Pacific Railroad Act
Main article: Pacific Railroad Act
The Pony Express from 1860 to 1861 was to prove that the Central Nevada
Route across Nevada and Utah and the sections of the Oregon Trail across
Wyoming and Nebraska was viable during the winter. With the American
Civil War raging and a secessionist movement in California gaining
steam, the apparent need for the railroad became more urgent.
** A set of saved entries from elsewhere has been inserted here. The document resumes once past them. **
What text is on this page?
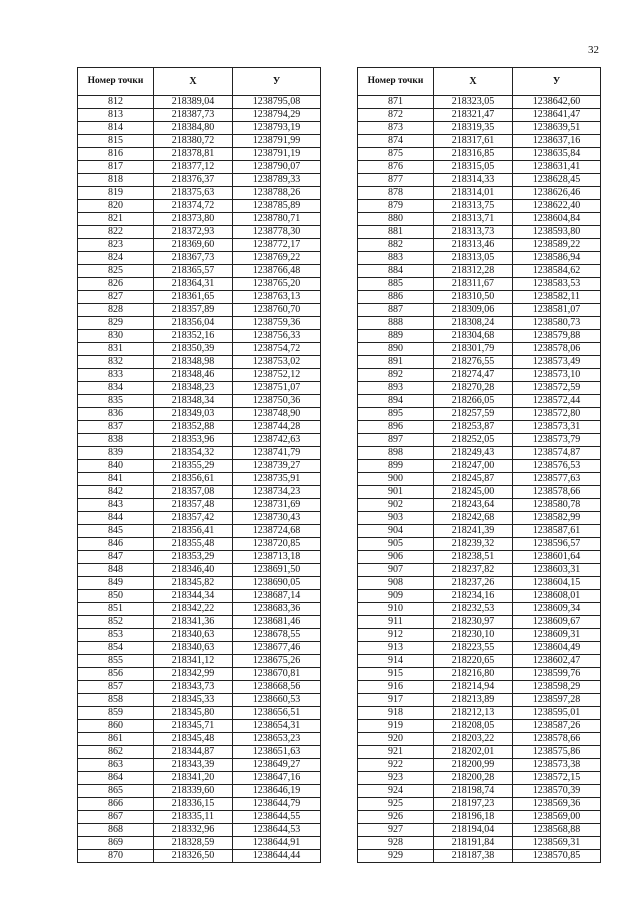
32
Номер точки	Х	У
812	218389,04	1238795,08
813	218387,73	1238794,29
814	218384,80	1238793,19
815	218380,72	1238791,99
816	218378,81	1238791,19
817	218377,12	1238790,07
818	218376,37	1238789,33
819	218375,63	1238788,26
820	218374,72	1238785,89
821	218373,80	1238780,71
822	218372,93	1238778,30
823	218369,60	1238772,17
824	218367,73	1238769,22
825	218365,57	1238766,48
826	218364,31	1238765,20
827	218361,65	1238763,13
828	218357,89	1238760,70
829	218356,04	1238759,36
830	218352,16	1238756,33
831	218350,39	1238754,72
832	218348,98	1238753,02
833	218348,46	1238752,12
834	218348,23	1238751,07
835	218348,34	1238750,36
836	218349,03	1238748,90
837	218352,88	1238744,28
838	218353,96	1238742,63
839	218354,32	1238741,79
840	218355,29	1238739,27
841	218356,61	1238735,91
842	218357,08	1238734,23
843	218357,48	1238731,69
844	218357,42	1238730,43
845	218356,41	1238724,68
846	218355,48	1238720,85
847	218353,29	1238713,18
848	218346,40	1238691,50
849	218345,82	1238690,05
850	218344,34	1238687,14
851	218342,22	1238683,36
852	218341,36	1238681,46
853	218340,63	1238678,55
854	218340,63	1238677,46
855	218341,12	1238675,26
856	218342,99	1238670,81
857	218343,73	1238668,56
858	218345,33	1238660,53
859	218345,80	1238656,51
860	218345,71	1238654,31
861	218345,48	1238653,23
862	218344,87	1238651,63
863	218343,39	1238649,27
864	218341,20	1238647,16
865	218339,60	1238646,19
866	218336,15	1238644,79
867	218335,11	1238644,55
868	218332,96	1238644,53
869	218328,59	1238644,91
870	218326,50	1238644,44
Номер точки	Х	У
871	218323,05	1238642,60
872	218321,47	1238641,47
873	218319,35	1238639,51
874	218317,61	1238637,16
875	218316,85	1238635,84
876	218315,05	1238631,41
877	218314,33	1238628,45
878	218314,01	1238626,46
879	218313,75	1238622,40
880	218313,71	1238604,84
881	218313,73	1238593,80
882	218313,46	1238589,22
883	218313,05	1238586,94
884	218312,28	1238584,62
885	218311,67	1238583,53
886	218310,50	1238582,11
887	218309,06	1238581,07
888	218308,24	1238580,73
889	218304,68	1238579,88
890	218301,79	1238578,06
891	218276,55	1238573,49
892	218274,47	1238573,10
893	218270,28	1238572,59
894	218266,05	1238572,44
895	218257,59	1238572,80
896	218253,87	1238573,31
897	218252,05	1238573,79
898	218249,43	1238574,87
899	218247,00	1238576,53
900	218245,87	1238577,63
901	218245,00	1238578,66
902	218243,64	1238580,78
903	218242,68	1238582,99
904	218241,39	1238587,61
905	218239,32	1238596,57
906	218238,51	1238601,64
907	218237,82	1238603,31
908	218237,26	1238604,15
909	218234,16	1238608,01
910	218232,53	1238609,34
911	218230,97	1238609,67
912	218230,10	1238609,31
913	218223,55	1238604,49
914	218220,65	1238602,47
915	218216,80	1238599,76
916	218214,94	1238598,29
917	218213,89	1238597,28
918	218212,13	1238595,01
919	218208,05	1238587,26
920	218203,22	1238578,66
921	218202,01	1238575,86
922	218200,99	1238573,38
923	218200,28	1238572,15
924	218198,74	1238570,39
925	218197,23	1238569,36
926	218196,18	1238569,00
927	218194,04	1238568,88
928	218191,84	1238569,31
929	218187,38	1238570,85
In 1861 Curtis again introduced a bill to establish the railroad, but it
did not pass. After the secession of the southern states, the House of
Representatives on May 6, 1862, and the Senate on June 20 finally
approved it. Lincoln signed it into law on July 1. The act established
the two main lines?the Central Pacific from the west and the Union
Pacific from the mid-west. Other rail lines were encouraged to build
feeder lines.
Each was required to build only 50 miles (80 km) in the first year;
after that, only 50 miles (80 km) more were required each year. Each
railroad received $16,000 per mile ($9,940/km) built over an easy grade,
$32,000 per mile ($19,880/km) in the high plains, and $48,000 per mile
($29,830/km) in the mountains. This payment was in the form of
government bonds that the companies could resell. To allow the railroads
to raise additional money Congress provided additional assistance to the
railroad companies in the form of land grants of federal lands. They
were granted right-of-ways of 400 feet (100 m) plus 10 square miles (26
km2) of land (ten sections) adjacent to the track for every mile of
track built. To avoid a railroad monopoly on good land, the land was not
given away in a continuous swath but in a "checkerboard" pattern leaving
federal land in between that could be purchased from the government. The
land grant railroads, receiving millions of acres of public land, sold
bonds based on the value of the lands, sold the land to settlers, used
the money to build their railroads, and contributed to a rapid
settlement of the West.[9] The total area of the land grants to the
Union Pacific and Central Pacific was even larger than the area of the
state of Texas: federal government land grants totaled about
5,261,000,000 square meters and state government land grants totaled
about 1,983,000,000 square meters.[10] The race was on to see which
railroad company could build the longest section of track and receive
the most land and government bonds.


Those are not the companies you cited in your other article.


I gave you a cite, didn't you read it?